Within hours of Friday’s suicide bombing, which killed one Turkish security guard, Turkish authorities had blamed the attack on a Turkish leftist group known as the Revolutionary People’s Liberation Party-Front (DHKP/C), an illegal Marxist organization established in the 1970s. Further information this weekend has confirmed those initial suspicions. Yesterday, the DHKP/C issued a statement claiming responsibility for the attack, and Turkish officials announced that DNA tests had confirmed the bomber to be Ecevit Sanli, a DHKP/C member with prior terrorism convictions.

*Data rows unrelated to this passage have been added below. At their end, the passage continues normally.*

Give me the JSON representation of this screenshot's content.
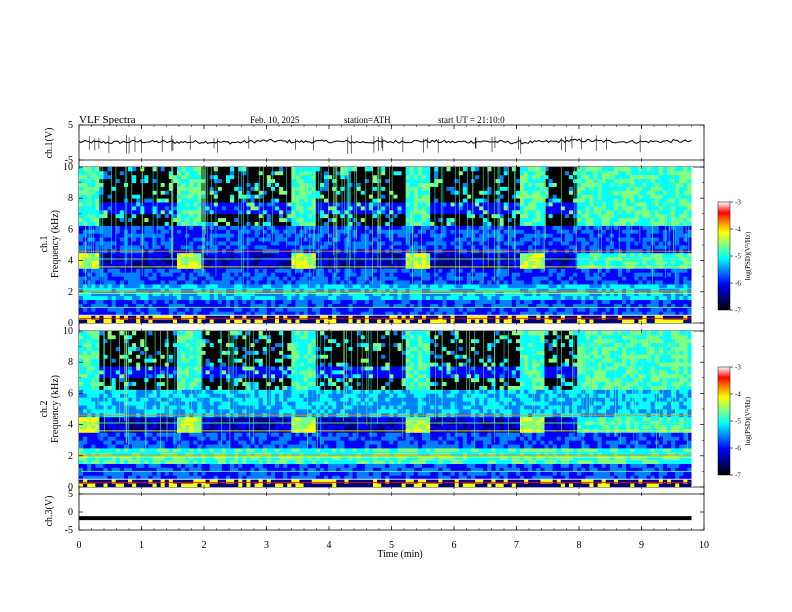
{
  "header": {
    "title": "VLF Spectra",
    "date": "Feb. 10, 2025",
    "station": "station=ATH",
    "start_ut": "start UT =  21:10:0"
  },
  "colors": {
    "colormap": [
      "#000000",
      "#00007f",
      "#0000ff",
      "#0080ff",
      "#00ffff",
      "#80ff80",
      "#ffff00",
      "#ff8000",
      "#ff0000",
      "#ffffff"
    ]
  },
  "chart_data": [
    {
      "type": "line",
      "panel": "ch1",
      "ylabel": "ch.1(V)",
      "ylim": [
        -5,
        5
      ],
      "yticks": [
        5,
        -5
      ],
      "xlim": [
        0,
        10
      ],
      "x": [
        0,
        0.5,
        1,
        1.5,
        2,
        2.5,
        3,
        3.5,
        4,
        4.5,
        5,
        5.5,
        6,
        6.5,
        7,
        7.5,
        8,
        8.5,
        9,
        9.5,
        9.8
      ],
      "values": [
        0.2,
        0.0,
        0.3,
        0.1,
        0.2,
        0.0,
        0.5,
        0.2,
        0.3,
        0.1,
        0.2,
        0.4,
        0.1,
        0.3,
        0.0,
        0.2,
        0.6,
        0.3,
        0.2,
        0.4,
        0.3
      ]
    },
    {
      "type": "heatmap",
      "panel": "ch1",
      "ylabel": "ch.1\nFrequency (kHz)",
      "yticks": [
        0,
        2,
        4,
        6,
        8,
        10
      ],
      "ylim": [
        0,
        10
      ],
      "xlim": [
        0,
        9.8
      ],
      "colorbar": {
        "label": "log(PSD)(V²/Hz)",
        "ticks": [
          -3,
          -4,
          -5,
          -6,
          -7
        ],
        "range": [
          -7,
          -3
        ]
      },
      "bright_segments_min": [
        [
          0,
          0.3
        ],
        [
          1.6,
          1.95
        ],
        [
          3.4,
          3.8
        ],
        [
          5.25,
          5.65
        ],
        [
          7.05,
          7.45
        ]
      ],
      "dark_segments_min": [
        [
          0.3,
          1.6
        ],
        [
          1.95,
          3.4
        ],
        [
          3.8,
          5.25
        ],
        [
          5.65,
          7.05
        ],
        [
          7.45,
          7.95
        ]
      ]
    },
    {
      "type": "heatmap",
      "panel": "ch2",
      "ylabel": "ch.2\nFrequency (kHz)",
      "yticks": [
        0,
        2,
        4,
        6,
        8,
        10
      ],
      "ylim": [
        0,
        10
      ],
      "xlim": [
        0,
        9.8
      ],
      "colorbar": {
        "label": "log(PSD)(V²/Hz)",
        "ticks": [
          -3,
          -4,
          -5,
          -6,
          -7
        ],
        "range": [
          -7,
          -3
        ]
      },
      "bright_segments_min": [
        [
          0,
          0.3
        ],
        [
          1.6,
          1.95
        ],
        [
          3.4,
          3.8
        ],
        [
          5.25,
          5.65
        ],
        [
          7.05,
          7.45
        ]
      ],
      "dark_segments_min": [
        [
          0.3,
          1.6
        ],
        [
          1.95,
          3.4
        ],
        [
          3.8,
          5.25
        ],
        [
          5.65,
          7.05
        ],
        [
          7.45,
          7.95
        ]
      ]
    },
    {
      "type": "line",
      "panel": "ch3",
      "ylabel": "ch.3(V)",
      "ylim": [
        -5,
        5
      ],
      "yticks": [
        5,
        0,
        -5
      ],
      "xlim": [
        0,
        10
      ],
      "x": [
        0,
        9.8
      ],
      "values": [
        -1.7,
        -1.7
      ]
    }
  ],
  "xaxis": {
    "label": "Time (min)",
    "ticks": [
      0,
      1,
      2,
      3,
      4,
      5,
      6,
      7,
      8,
      9,
      10
    ]
  }
}
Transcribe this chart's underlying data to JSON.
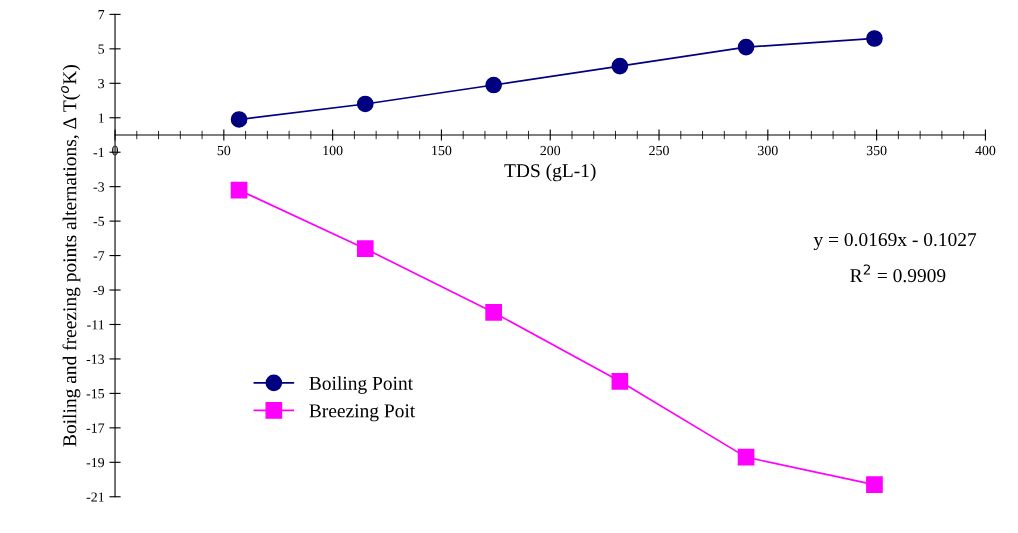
{
  "chart_data": {
    "type": "line",
    "xlabel": "TDS (gL-1)",
    "ylabel": "Boiling and freezing points alternations, Δ T($^{o}$K)",
    "xlim": [
      0,
      400
    ],
    "xticks": [
      0,
      50,
      100,
      150,
      200,
      250,
      300,
      350,
      400
    ],
    "ylim": [
      -21,
      7
    ],
    "yticks": [
      -21,
      -19,
      -17,
      -15,
      -13,
      -11,
      -9,
      -7,
      -5,
      -3,
      -1,
      1,
      3,
      5,
      7
    ],
    "x": [
      57,
      115,
      174,
      232,
      290,
      349
    ],
    "series": [
      {
        "name": "Boiling Point",
        "color": "#000080",
        "marker": "circle",
        "values": [
          0.9,
          1.8,
          2.9,
          4.0,
          5.1,
          5.6
        ]
      },
      {
        "name": "Breezing Poit",
        "color": "#ff00ff",
        "marker": "square",
        "values": [
          -3.2,
          -6.6,
          -10.3,
          -14.3,
          -18.7,
          -20.3
        ]
      }
    ],
    "annotations": [
      "y = 0.0169x - 0.1027",
      "R$^{2}$ = 0.9909"
    ],
    "legend": "bottom left",
    "grid": false,
    "line_style": "solid"
  }
}
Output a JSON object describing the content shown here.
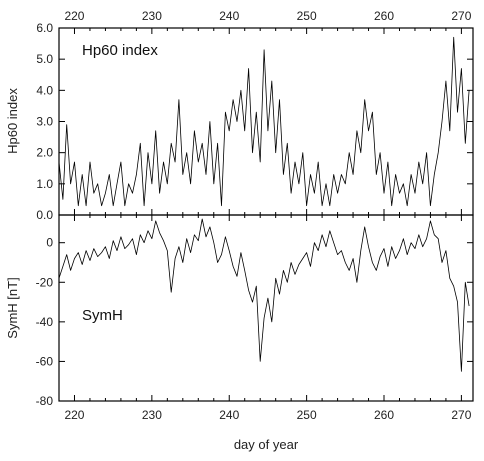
{
  "chart_data": [
    {
      "type": "line",
      "panel_label": "Hp60 index",
      "ylabel": "Hp60 index",
      "xlabel": "",
      "xlim": [
        218,
        271.5
      ],
      "ylim": [
        0,
        6
      ],
      "x_ticks": [
        220,
        230,
        240,
        250,
        260,
        270
      ],
      "y_ticks": [
        "0.0",
        "1.0",
        "2.0",
        "3.0",
        "4.0",
        "5.0",
        "6.0"
      ],
      "x_tick_labels_top": [
        "220",
        "230",
        "240",
        "250",
        "260",
        "270"
      ],
      "series": [
        {
          "x": [
            218.0,
            218.5,
            219.0,
            219.5,
            220.0,
            220.5,
            221.0,
            221.5,
            222.0,
            222.5,
            223.0,
            223.5,
            224.0,
            224.5,
            225.0,
            225.5,
            226.0,
            226.5,
            227.0,
            227.5,
            228.0,
            228.5,
            229.0,
            229.5,
            230.0,
            230.5,
            231.0,
            231.5,
            232.0,
            232.5,
            233.0,
            233.5,
            234.0,
            234.5,
            235.0,
            235.5,
            236.0,
            236.5,
            237.0,
            237.5,
            238.0,
            238.5,
            239.0,
            239.5,
            240.0,
            240.5,
            241.0,
            241.5,
            242.0,
            242.5,
            243.0,
            243.5,
            244.0,
            244.5,
            245.0,
            245.5,
            246.0,
            246.5,
            247.0,
            247.5,
            248.0,
            248.5,
            249.0,
            249.5,
            250.0,
            250.5,
            251.0,
            251.5,
            252.0,
            252.5,
            253.0,
            253.5,
            254.0,
            254.5,
            255.0,
            255.5,
            256.0,
            256.5,
            257.0,
            257.5,
            258.0,
            258.5,
            259.0,
            259.5,
            260.0,
            260.5,
            261.0,
            261.5,
            262.0,
            262.5,
            263.0,
            263.5,
            264.0,
            264.5,
            265.0,
            265.5,
            266.0,
            266.5,
            267.0,
            267.5,
            268.0,
            268.5,
            269.0,
            269.5,
            270.0,
            270.5,
            271.0
          ],
          "values": [
            1.7,
            0.5,
            2.9,
            1.0,
            1.7,
            0.3,
            1.3,
            0.3,
            1.7,
            0.7,
            1.0,
            0.3,
            0.7,
            1.3,
            0.3,
            1.0,
            1.7,
            0.3,
            1.0,
            0.7,
            1.3,
            2.3,
            0.3,
            2.0,
            1.0,
            2.7,
            0.7,
            1.7,
            1.0,
            2.3,
            1.7,
            3.7,
            1.3,
            2.0,
            1.0,
            2.7,
            1.7,
            2.3,
            1.3,
            3.0,
            1.0,
            2.3,
            0.3,
            3.3,
            2.7,
            3.7,
            3.0,
            4.0,
            2.7,
            4.7,
            2.0,
            3.3,
            1.7,
            5.3,
            2.7,
            4.3,
            2.0,
            3.7,
            1.3,
            2.3,
            0.7,
            1.7,
            1.0,
            2.0,
            0.3,
            1.3,
            0.7,
            1.7,
            0.3,
            1.0,
            0.3,
            1.3,
            0.7,
            1.3,
            1.0,
            2.0,
            1.3,
            2.7,
            2.0,
            3.7,
            2.7,
            3.3,
            1.3,
            2.0,
            0.7,
            1.7,
            0.3,
            1.3,
            0.7,
            1.0,
            0.3,
            1.3,
            0.7,
            1.7,
            1.0,
            2.0,
            0.3,
            1.3,
            2.0,
            3.0,
            4.3,
            2.7,
            5.7,
            3.3,
            4.7,
            2.3,
            4.0
          ]
        }
      ]
    },
    {
      "type": "line",
      "panel_label": "SymH",
      "ylabel": "SymH [nT]",
      "xlabel": "day of year",
      "xlim": [
        218,
        271.5
      ],
      "ylim": [
        -80,
        14
      ],
      "x_ticks": [
        220,
        230,
        240,
        250,
        260,
        270
      ],
      "y_ticks": [
        "-80",
        "-60",
        "-40",
        "-20",
        "0"
      ],
      "x_tick_labels_bottom": [
        "220",
        "230",
        "240",
        "250",
        "260",
        "270"
      ],
      "series": [
        {
          "x": [
            218.0,
            218.5,
            219.0,
            219.5,
            220.0,
            220.5,
            221.0,
            221.5,
            222.0,
            222.5,
            223.0,
            223.5,
            224.0,
            224.5,
            225.0,
            225.5,
            226.0,
            226.5,
            227.0,
            227.5,
            228.0,
            228.5,
            229.0,
            229.5,
            230.0,
            230.5,
            231.0,
            231.5,
            232.0,
            232.5,
            233.0,
            233.5,
            234.0,
            234.5,
            235.0,
            235.5,
            236.0,
            236.5,
            237.0,
            237.5,
            238.0,
            238.5,
            239.0,
            239.5,
            240.0,
            240.5,
            241.0,
            241.5,
            242.0,
            242.5,
            243.0,
            243.5,
            244.0,
            244.5,
            245.0,
            245.5,
            246.0,
            246.5,
            247.0,
            247.5,
            248.0,
            248.5,
            249.0,
            249.5,
            250.0,
            250.5,
            251.0,
            251.5,
            252.0,
            252.5,
            253.0,
            253.5,
            254.0,
            254.5,
            255.0,
            255.5,
            256.0,
            256.5,
            257.0,
            257.5,
            258.0,
            258.5,
            259.0,
            259.5,
            260.0,
            260.5,
            261.0,
            261.5,
            262.0,
            262.5,
            263.0,
            263.5,
            264.0,
            264.5,
            265.0,
            265.5,
            266.0,
            266.5,
            267.0,
            267.5,
            268.0,
            268.5,
            269.0,
            269.5,
            270.0,
            270.5,
            271.0
          ],
          "values": [
            -18,
            -12,
            -6,
            -14,
            -8,
            -5,
            -11,
            -4,
            -9,
            -3,
            -7,
            -5,
            -2,
            -8,
            1,
            -4,
            3,
            -3,
            -1,
            2,
            -6,
            4,
            0,
            6,
            2,
            11,
            5,
            1,
            -4,
            -25,
            -8,
            -2,
            -10,
            2,
            -5,
            4,
            1,
            12,
            3,
            8,
            0,
            -10,
            -6,
            3,
            -4,
            -12,
            -17,
            -5,
            -14,
            -24,
            -30,
            -22,
            -60,
            -38,
            -28,
            -40,
            -18,
            -26,
            -14,
            -20,
            -10,
            -16,
            -11,
            -8,
            -5,
            -12,
            0,
            -4,
            4,
            -2,
            6,
            0,
            -6,
            -4,
            -10,
            -14,
            -8,
            -20,
            -4,
            8,
            -2,
            -10,
            -14,
            -7,
            -3,
            -12,
            -2,
            -8,
            -4,
            2,
            -6,
            0,
            -3,
            4,
            -2,
            2,
            11,
            4,
            2,
            -10,
            -4,
            -18,
            -22,
            -30,
            -65,
            -20,
            -32
          ]
        }
      ]
    }
  ]
}
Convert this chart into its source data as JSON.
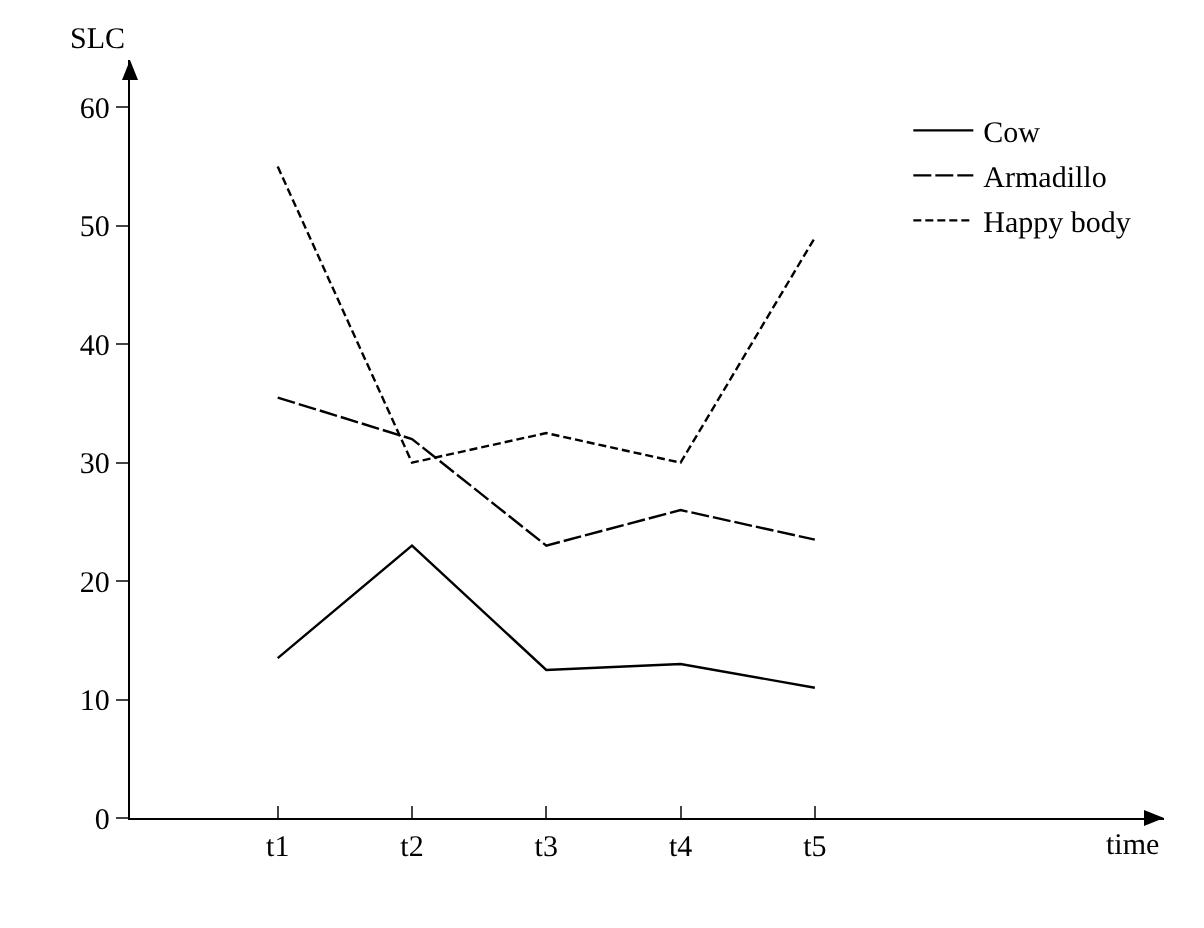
{
  "chart_data": {
    "type": "line",
    "annotations": [
      "time"
    ],
    "ylabel": "SLC",
    "categories": [
      "t1",
      "t2",
      "t3",
      "t4",
      "t5"
    ],
    "series": [
      {
        "name": "Cow",
        "color": "#000000",
        "line_style": "solid",
        "values": [
          13.5,
          23,
          12.5,
          13,
          11
        ]
      },
      {
        "name": "Armadillo",
        "color": "#000000",
        "line_style": "dashed",
        "values": [
          35.5,
          32,
          23,
          26,
          23.5
        ]
      },
      {
        "name": "Happy body",
        "color": "#000000",
        "line_style": "dotted",
        "values": [
          55,
          30,
          32.5,
          30,
          49
        ]
      }
    ],
    "ylim": [
      0,
      64
    ],
    "yticks": [
      0,
      10,
      20,
      30,
      40,
      50,
      60
    ],
    "grid": false,
    "legend": "top right",
    "marker": "none"
  }
}
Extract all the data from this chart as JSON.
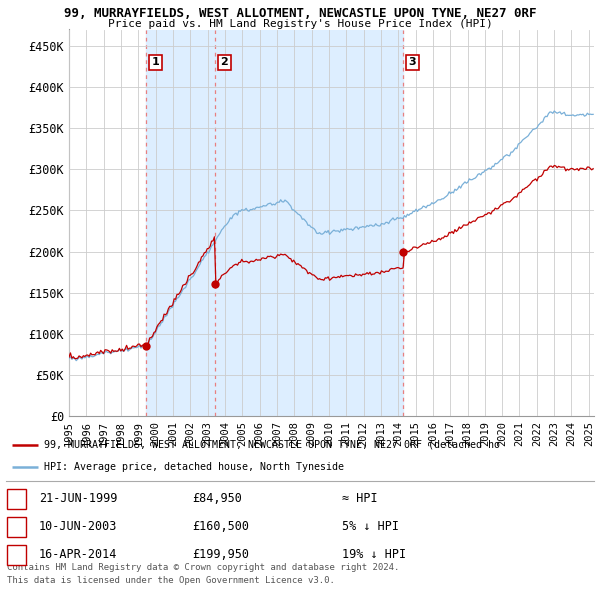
{
  "title1": "99, MURRAYFIELDS, WEST ALLOTMENT, NEWCASTLE UPON TYNE, NE27 0RF",
  "title2": "Price paid vs. HM Land Registry's House Price Index (HPI)",
  "ylim": [
    0,
    470000
  ],
  "yticks": [
    0,
    50000,
    100000,
    150000,
    200000,
    250000,
    300000,
    350000,
    400000,
    450000
  ],
  "ytick_labels": [
    "£0",
    "£50K",
    "£100K",
    "£150K",
    "£200K",
    "£250K",
    "£300K",
    "£350K",
    "£400K",
    "£450K"
  ],
  "hpi_color": "#7ab0d8",
  "price_color": "#c00000",
  "vline_color": "#e88080",
  "shade_color": "#ddeeff",
  "purchases": [
    {
      "date_num": 1999.47,
      "price": 84950,
      "label": "1",
      "date_str": "21-JUN-1999",
      "price_str": "£84,950",
      "vs_hpi": "≈ HPI"
    },
    {
      "date_num": 2003.44,
      "price": 160500,
      "label": "2",
      "date_str": "10-JUN-2003",
      "price_str": "£160,500",
      "vs_hpi": "5% ↓ HPI"
    },
    {
      "date_num": 2014.29,
      "price": 199950,
      "label": "3",
      "date_str": "16-APR-2014",
      "price_str": "£199,950",
      "vs_hpi": "19% ↓ HPI"
    }
  ],
  "legend_line1": "99, MURRAYFIELDS, WEST ALLOTMENT, NEWCASTLE UPON TYNE, NE27 0RF (detached ho",
  "legend_line2": "HPI: Average price, detached house, North Tyneside",
  "footer1": "Contains HM Land Registry data © Crown copyright and database right 2024.",
  "footer2": "This data is licensed under the Open Government Licence v3.0.",
  "xlim_left": 1995.0,
  "xlim_right": 2025.3
}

The motive for the attack remains unclear, but a couple of leading theories have emerged. One possibility is that the bombing is retaliation for the Turkish government’s recent arrest of fifty-five DHKP/C members. Another potential explanation, detailed by Piotr Zalewski of Time Magazine, is that the attack is a response to U.S. involvement in the Syrian civil war. In its statement, the DHKP/C condemned U.S. intervention, particularly the recent NATO deployment of Patriot missile batteries in southern Turkey. However, Turkish Prime Minister Recep Tayyip Erdogan has denied a connection between the bombing and Syria, and the White House so far has declined to comment on possible motives.
For Lawfare readers who are interested in background reading about the DHKP/C, a number of profiles are available. See here, here, and here. The group has been a designated foreign terrorist organization since 1997.